Charges of carelessness and shallow thinking have long dogged the press. Seventy-five years ago, H.L. Mencken wrote: "One of the principal marks of an educated man, indeed, is the fact that he does not take his opinions from newspapers...
I know of no subject, in truth, save perhaps baseball, on which the average American newspaper, even in the larger cities, discourses with unfailing sense and understanding."
More recently, Alexander Solzhenitsyn said, "Hastiness and superficiality - these are the psychic diseases of the 20th century and more than anywhere else this is manifested in the press." But more and more observers accuse the press of darker crimes than merely misreporting facts. They cite ideological bias, excessive negativity and too much assumed power and self-importance.
"Relating to Readers in the '80s," a survey done for the American Society of Newspaper Editors, found 50 percent of those asked disagreed with the statement: "Newspapers are usually fair, the bend over backwards to tell both sides of the story."

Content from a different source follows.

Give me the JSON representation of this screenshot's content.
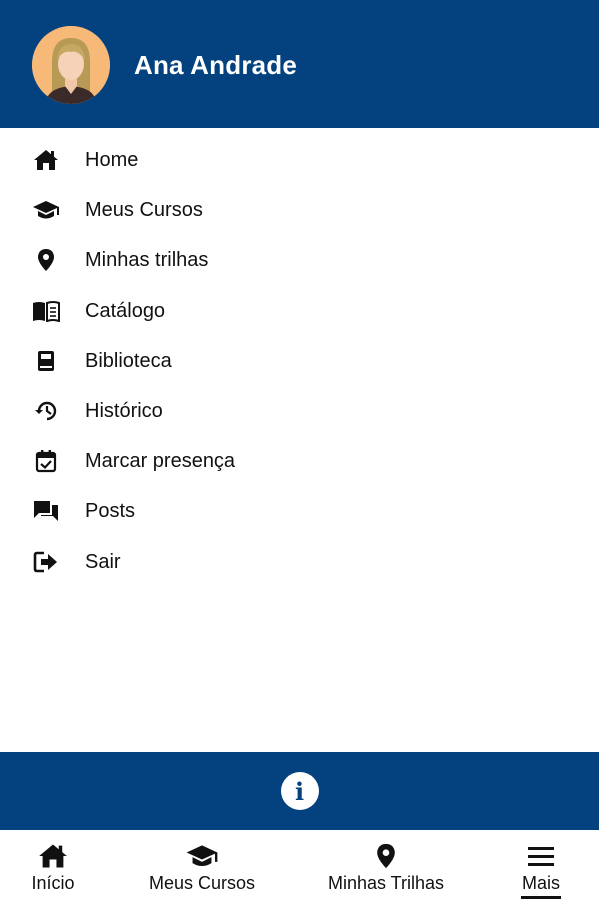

Only 13.7 percent of respondents to a National Opinion Research Center poll said they had "a great deal of confidence in the press." A Chicago attorney put it even more bluntly when he told Time: "There is no longer a prevailing feeling that the press is fighting to right a wrong. The sense is that the press is venal, out to make a buck."
Can one trust even widely available, well-established publications and broadcasters to give a complete, accurate picture? Can one even trust their critics?